The film had some very nice and elaborative cinematography. At times I just wanted to freeze the picture, because they would've made such beautiful works of art to put on the wall. And the slow motion. Haha. I like slow motion. And Chinese women are so beautiful! Maybe next time when a Chinese woman or girl comes to me and communicates that she's ugly and yellow, and I'm so beautiful, I'll just give them a mirror and ask them to take another look.

I must say I kind of even liked Christian Bale in this. Or maybe I just liked Christian Bale for doing this. I mean, not many Hollywood actors have worked in an all-Chinese films in the past.

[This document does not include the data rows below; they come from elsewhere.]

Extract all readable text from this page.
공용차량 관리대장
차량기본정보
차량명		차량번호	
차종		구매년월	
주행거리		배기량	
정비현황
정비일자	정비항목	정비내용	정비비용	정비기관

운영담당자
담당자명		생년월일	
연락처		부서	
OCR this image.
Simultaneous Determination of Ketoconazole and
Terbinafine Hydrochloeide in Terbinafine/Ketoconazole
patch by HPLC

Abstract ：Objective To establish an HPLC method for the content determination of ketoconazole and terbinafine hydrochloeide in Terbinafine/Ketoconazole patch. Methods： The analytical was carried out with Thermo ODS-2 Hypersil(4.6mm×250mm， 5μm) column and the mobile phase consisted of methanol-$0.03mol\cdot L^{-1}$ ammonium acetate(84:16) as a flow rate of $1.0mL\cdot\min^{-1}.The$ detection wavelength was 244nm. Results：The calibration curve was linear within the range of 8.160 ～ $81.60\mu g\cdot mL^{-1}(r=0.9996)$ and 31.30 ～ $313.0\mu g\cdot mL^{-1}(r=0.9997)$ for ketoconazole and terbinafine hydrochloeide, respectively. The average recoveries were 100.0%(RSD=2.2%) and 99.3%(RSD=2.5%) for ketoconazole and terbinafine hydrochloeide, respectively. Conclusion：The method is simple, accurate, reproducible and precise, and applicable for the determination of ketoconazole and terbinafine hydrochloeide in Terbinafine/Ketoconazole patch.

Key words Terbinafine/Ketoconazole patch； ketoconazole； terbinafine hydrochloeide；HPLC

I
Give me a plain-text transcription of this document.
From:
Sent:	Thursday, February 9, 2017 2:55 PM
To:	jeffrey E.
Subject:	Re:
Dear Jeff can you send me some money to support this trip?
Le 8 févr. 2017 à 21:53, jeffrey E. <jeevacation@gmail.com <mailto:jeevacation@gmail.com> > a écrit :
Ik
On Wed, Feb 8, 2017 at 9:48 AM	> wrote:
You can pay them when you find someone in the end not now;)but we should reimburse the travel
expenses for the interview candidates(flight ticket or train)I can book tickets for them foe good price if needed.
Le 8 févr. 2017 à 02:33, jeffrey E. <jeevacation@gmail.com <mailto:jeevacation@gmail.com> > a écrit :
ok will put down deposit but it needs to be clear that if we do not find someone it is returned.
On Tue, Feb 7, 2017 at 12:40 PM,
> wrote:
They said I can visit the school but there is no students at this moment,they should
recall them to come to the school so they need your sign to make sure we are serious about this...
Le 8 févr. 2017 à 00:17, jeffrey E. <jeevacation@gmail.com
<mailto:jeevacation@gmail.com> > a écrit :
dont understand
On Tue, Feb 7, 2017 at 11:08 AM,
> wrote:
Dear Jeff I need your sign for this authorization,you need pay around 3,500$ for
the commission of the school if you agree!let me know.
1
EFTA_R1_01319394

I guess I just appreaciate his bold choice of doing something unusual. Bale says he also enjoyed working in China, as the only Westerner in the cast, but good old China just might ruin its chances of ever getting him back there; apparently he showed too much interest in potentially meddling with China's domestic politics, as he attempted to visit a human rights activist. So he might not be allowed to return. Lovely.

The Flowers of War is based on a novel by Yan Geling. I want to read it! And other books she's written. (I had to check whether she's a she or a he. These Chinese names all sound the same to me. (Although, speaking of Chinese names, I have to point out the sophistication and knowledge I show when writing the Chinese names in this post. For example, even though on IMDb it reads 'Xinyi Zhang', I knew better and wrote 'Zhang Xinyi', because that's how it would be written in China: family name first, because family is considered more important than an individual (at least that's what one of my China books said, and I read those like the Bible...))).

I should also watch more Chinese movies. Going to see a Chinese film in a cinema here would be so great, but I'm afraid these people are not familiar with the concept of English subtitles, at least not in Shenyang. So, unfortunately seeing a Chinese film here would be too much of a challenge, unless the dialogue of the film consisted of saying hello, thank you, bottoms up, and repeating the numbers from one to ten. And I don't think I'd pay to see that film.

Well. I ended up writing less about The Flowers of War and more about everything else, but no one should even try acting surprised.